Rada Miejska Phoenix, stolicy Arizony, postanowiła zrezygnować z wieloletniej tradycji modlitwy przed rozpoczęciem obrad. Stało się to po tym, jak dwaj radni - sataniści zgłosili chęć poprowadzenia modlitwy podczas lutowej sesji rady.
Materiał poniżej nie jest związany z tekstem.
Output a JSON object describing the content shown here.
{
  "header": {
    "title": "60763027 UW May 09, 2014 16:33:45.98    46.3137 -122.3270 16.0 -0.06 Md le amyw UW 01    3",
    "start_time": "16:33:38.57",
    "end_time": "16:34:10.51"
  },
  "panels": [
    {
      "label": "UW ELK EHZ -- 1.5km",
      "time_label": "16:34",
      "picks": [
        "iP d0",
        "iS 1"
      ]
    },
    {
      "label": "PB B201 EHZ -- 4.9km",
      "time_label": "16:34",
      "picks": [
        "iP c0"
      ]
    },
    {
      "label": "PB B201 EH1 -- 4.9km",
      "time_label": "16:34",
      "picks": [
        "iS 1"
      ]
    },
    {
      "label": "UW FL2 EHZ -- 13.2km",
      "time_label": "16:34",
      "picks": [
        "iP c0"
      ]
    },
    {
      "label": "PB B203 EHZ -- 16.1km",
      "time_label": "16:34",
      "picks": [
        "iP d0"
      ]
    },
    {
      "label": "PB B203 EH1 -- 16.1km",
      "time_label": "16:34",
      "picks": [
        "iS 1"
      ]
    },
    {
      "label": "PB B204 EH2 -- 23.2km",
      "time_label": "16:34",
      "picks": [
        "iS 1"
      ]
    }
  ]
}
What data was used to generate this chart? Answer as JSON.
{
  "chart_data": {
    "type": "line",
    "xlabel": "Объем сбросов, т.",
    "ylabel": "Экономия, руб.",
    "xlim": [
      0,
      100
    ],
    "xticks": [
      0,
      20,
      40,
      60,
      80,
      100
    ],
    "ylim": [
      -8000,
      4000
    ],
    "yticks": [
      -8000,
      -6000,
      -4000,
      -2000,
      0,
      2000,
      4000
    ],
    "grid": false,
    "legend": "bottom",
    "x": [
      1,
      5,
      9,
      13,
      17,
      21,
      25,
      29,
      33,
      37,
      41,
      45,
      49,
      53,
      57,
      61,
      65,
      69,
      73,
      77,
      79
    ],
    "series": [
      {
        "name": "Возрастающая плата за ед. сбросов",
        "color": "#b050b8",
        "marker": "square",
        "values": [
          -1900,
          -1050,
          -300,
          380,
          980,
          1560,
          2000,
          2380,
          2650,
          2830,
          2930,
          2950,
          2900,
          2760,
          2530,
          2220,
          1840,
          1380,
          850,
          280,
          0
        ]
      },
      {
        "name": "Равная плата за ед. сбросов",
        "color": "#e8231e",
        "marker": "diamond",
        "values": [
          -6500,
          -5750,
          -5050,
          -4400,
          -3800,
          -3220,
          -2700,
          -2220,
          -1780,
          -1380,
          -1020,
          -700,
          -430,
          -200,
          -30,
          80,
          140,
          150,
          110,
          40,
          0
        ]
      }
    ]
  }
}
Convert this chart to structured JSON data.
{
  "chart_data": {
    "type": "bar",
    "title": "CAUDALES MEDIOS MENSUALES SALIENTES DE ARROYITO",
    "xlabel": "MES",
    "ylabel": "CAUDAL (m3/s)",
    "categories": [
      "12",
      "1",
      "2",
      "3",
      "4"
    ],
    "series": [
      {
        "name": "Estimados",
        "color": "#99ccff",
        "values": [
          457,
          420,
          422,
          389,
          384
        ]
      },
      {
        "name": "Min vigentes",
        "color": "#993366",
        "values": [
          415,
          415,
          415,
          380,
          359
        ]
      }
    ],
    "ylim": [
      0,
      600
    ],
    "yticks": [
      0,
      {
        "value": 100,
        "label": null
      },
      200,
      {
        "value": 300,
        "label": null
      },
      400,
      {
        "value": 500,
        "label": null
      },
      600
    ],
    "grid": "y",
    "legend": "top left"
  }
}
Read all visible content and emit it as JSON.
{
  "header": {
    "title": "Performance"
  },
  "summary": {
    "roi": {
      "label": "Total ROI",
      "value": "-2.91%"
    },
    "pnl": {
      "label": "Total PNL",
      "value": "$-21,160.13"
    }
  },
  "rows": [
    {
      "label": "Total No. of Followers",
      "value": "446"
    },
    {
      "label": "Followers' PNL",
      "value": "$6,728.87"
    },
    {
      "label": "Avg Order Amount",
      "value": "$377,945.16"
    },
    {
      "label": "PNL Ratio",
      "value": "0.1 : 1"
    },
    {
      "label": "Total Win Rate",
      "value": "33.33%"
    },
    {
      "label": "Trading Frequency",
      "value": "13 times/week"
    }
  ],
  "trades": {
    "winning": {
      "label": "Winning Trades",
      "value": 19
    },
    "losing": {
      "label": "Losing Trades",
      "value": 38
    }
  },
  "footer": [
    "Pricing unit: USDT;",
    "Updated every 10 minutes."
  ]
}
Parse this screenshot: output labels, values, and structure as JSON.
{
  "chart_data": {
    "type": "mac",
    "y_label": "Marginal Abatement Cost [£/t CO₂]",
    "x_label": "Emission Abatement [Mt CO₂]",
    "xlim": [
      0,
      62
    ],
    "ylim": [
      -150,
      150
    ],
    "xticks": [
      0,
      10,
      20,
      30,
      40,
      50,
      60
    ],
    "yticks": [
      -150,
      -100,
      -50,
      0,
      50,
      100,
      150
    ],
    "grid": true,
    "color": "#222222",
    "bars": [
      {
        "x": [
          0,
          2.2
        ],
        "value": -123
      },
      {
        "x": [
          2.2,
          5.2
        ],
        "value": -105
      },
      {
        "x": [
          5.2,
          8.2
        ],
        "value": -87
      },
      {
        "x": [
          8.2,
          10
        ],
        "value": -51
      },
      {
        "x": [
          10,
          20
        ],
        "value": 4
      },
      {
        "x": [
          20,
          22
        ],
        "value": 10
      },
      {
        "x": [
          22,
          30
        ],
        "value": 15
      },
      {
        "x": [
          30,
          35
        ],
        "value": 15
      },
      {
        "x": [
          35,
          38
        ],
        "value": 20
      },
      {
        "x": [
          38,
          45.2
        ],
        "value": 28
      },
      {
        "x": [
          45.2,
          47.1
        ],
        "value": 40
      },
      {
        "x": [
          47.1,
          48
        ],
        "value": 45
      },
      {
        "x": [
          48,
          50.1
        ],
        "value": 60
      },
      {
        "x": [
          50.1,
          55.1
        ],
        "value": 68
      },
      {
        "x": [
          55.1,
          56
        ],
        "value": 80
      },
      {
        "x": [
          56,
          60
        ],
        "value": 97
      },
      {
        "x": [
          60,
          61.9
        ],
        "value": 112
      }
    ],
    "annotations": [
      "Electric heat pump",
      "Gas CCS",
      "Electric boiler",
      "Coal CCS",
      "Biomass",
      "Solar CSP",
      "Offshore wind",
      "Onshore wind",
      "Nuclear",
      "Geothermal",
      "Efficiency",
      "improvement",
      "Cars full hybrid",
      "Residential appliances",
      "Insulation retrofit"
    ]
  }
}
Dotąd modlitwy prowadzili wyznawcy różnych religii, m.in.: chrześcijanie, żydzi, muzułmanie i sikhowie. Odtąd, zamiast modlitwy, obrady poprzedzi chwila ciszy. Za taką decyzją głosowało 5, przeciwnych było 4 radnych. Oznacza to, że większość uznała, iż nie ma innego sposobu, by zablokować satanistyczne modły. Wyrok Sądu Najwyższego pozwala bowiem na rozpoczynanie sesji modlitwą pod warunkiem, że nie będzie to nikogo dyskryminować. Gdyby więc odmówiono satanistom prawa do prowadzenia modlitwy, mogłoby to być uznane za dyskryminację. Pojawiły się jednak głosy, że były inne, zgodne z prawem możliwości zablokowania satanistycznej modlitwy, a rezygnacja z modlitwy jest w istocie tym, o co satanistom chodziło.
My zaś współczujemy obywatelom miasta, którzy wybrali satanistów na swych przedstawicieli.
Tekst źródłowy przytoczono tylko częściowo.